You're shilling inferior achitecture for free, So what does it matter
Kayden Evans
>Swiss cheese tier architecture
We're literally running out of words to call these exploits, my guy.
Juan Kelly
If you already have code on the machine its pointless you can just read everything. Some dumb indian writing a banking trojan isnt going to ExpLoit muH pRoceSSoR to get creds and this shit isnt goung to be exploited through fucking JS on a webpage.
Aiden Harris
Uh, try googling any of those names after the first four, user.
Christian Rogers
I want to know about Mr. Bricky though
Elijah Anderson
Israelis doing Israeli things ig
John Hernandez
It's just OP's pet fish or something, user, he couldn't think of another name to make up.
Gabriel Morris
I could care less for a gaming computer, I look at performance, Not who i have stock with.

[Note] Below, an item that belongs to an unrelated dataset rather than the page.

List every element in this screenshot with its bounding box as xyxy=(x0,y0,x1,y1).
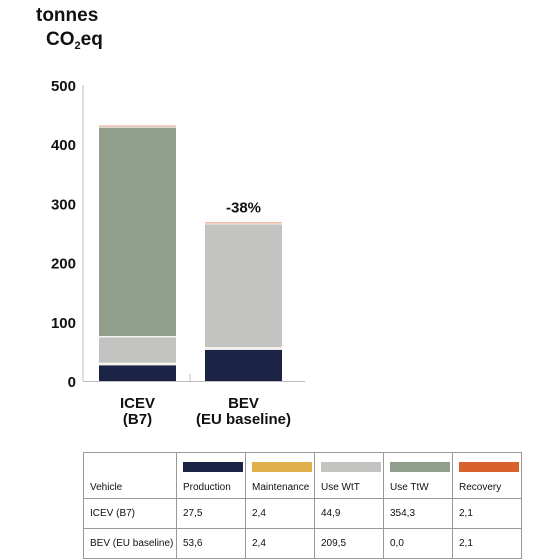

Attacks are pretty much non-existent even for databases let alone home PC's. Why don't you just go and have fun running cinebench or something.

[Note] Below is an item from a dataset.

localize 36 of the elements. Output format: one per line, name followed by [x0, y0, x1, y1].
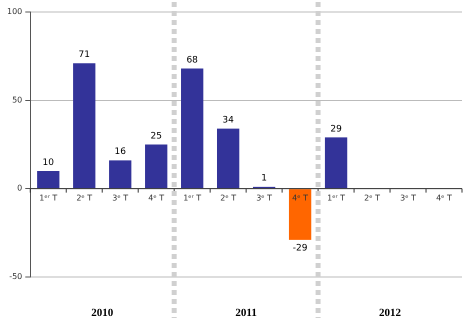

Result of heavy cherry picking. All the games in the “average” heavily favor intel. You could make a similar graph with games that all heavily favor AMD and it would be just as pointless and stupid.
Henry Rogers
>gaymerfaggot downplaying the server/pro market You're literally the minority of the pc world. All you have is being the loudest.
Logan Watson
>Server market only 1% of the average consumer
I do believe you're talking out of your ass.
Owen Martinez
>reg 699.99 Notice how the intel processors are on sale. fucking retarded
>That'd be like selling a car and saying the buyer can't put it on a dyno and measure the horsepower. Yeah,but reviewers most of the time review things they get for free.So in this case Intel can just say "no more free stuff for you" and RandomTechYoutuber now has to pay 1-3k a month to put out content.